In this study, the highest level of MDA content was observed in fish fed on basal diet and exposed to AgNPs. MDA is one the final products of lipid peroxidation and its measurement as an index of lipid peroxidation provides vital information about the meat quality (Gatta et al. 2000; Tsikas 2017). In the present study, the level of MDA in the liver was significantly decreased in fish fed on turmeric, curcumin and curcumin-NM after exposure to AgNPs. The decrease in the MDA levels seems to be due to the ability of curcumin to scavenge free radicals and enhance the antioxidant system against oxidative stress (Somparn et al. 2007). Our results are in agreement with those obtained by El-Houseiny et al. (2019) who reported that 0.5% turmeric in diet of cadmium-induced fish caused a significant decrease in serum MDA level. Meanwhile, Ferreira et al. (2017) reported no significant changes in liver MDA level of Astyanax aff. bimaculatus fed with dietary turmeric. Recently, Rajabiesterabadi et al. (2020) showed that administration of 10 g kg−1 turmeric diet would be effective to protect the common carps against oxidative damage cause by copper exposure.

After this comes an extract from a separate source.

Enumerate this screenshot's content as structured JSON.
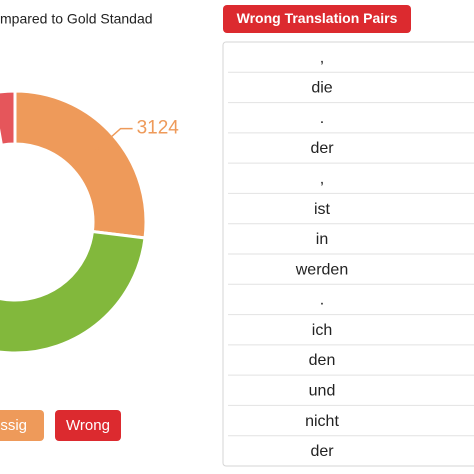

Silver accumulation in the liver after 96-h of exposure showed significant changes between the AgNP-exposed fish. Curcumin-NM and curcumin groups exhibited significant decreases in liver Ag accumulation. However, slightly higher accumulation occurred in the curcumin group. Environmental pollutants are generally accumulated in the fish organs, causing several health hazards such as hepatotoxicity (Costa et al. 2010) and oxidative damages (Gagné et al. 2012). It has been shown that AgNPs are mainly accumulated in the liver (Wu and Zhou 2013). This is most likely to be dependent on chemical structure of AgNPs (Navarro et al. 2008), different uptake pathways (Wu and Zhou 2013) and species-specific factors. Although it has been shown that supplementation of turmeric powder in the diet reduced the amount of cadmium in the liver (El-Houseiny et al. 2019). However, in the present study, turmeric could not prevent Ag accumulation in the liver of exposed fish in compare to the curcumin-NM and curcumin group. It has been shown that the protective activity of turmeric in ingesting the toxic metals could be associated with the presence of curcuminoids and their different biding sites such as carboxyl, phenolic, and amines/hydroxyl groups (Qayoom et al. 2017). Furthermore, previous studies have been suggested that these groups are all involved in metal-ligand interface which results in lower bioaccumulation of metals (Anayurt et al. 2009; Veglio et al. 1997).

Conclusion

In summary, the present study shows that supplementation of turmeric (50 g kg−1) or curcumin (1000 mg kg−1) in diet resulted in a positive effect on weight gain and fatty acid composition in the common carp. However, these findings rejected our initial hypothesis that the nanoencapsulated form of curcumin is more effective than free curcumin as the growth and biochemical parameters did not improve in the curcumin-NM group. Although the exposure experiment showed that AgNP induces oxidative stress and hepatotoxicity in carps, the biochemical parameters after exposure experiment demonstrated that dietary turmeric and curcumin might be effective to protect the fish against AgNPs. This study provides interesting evidence that supplementation of curcumin-NM to the diet can potentially protect the liver against the bioaccumulation of AgNPs. However, further work is needed to understand the mechanism of dietary curcumin-NM on growth performances in different fish species. Thus, the results of the present study suggest adding 50 g kg−1 turmeric or 1000 mg kg−1 curcumin diet to enhance growth performances, health, and meat quality of juvenile carps.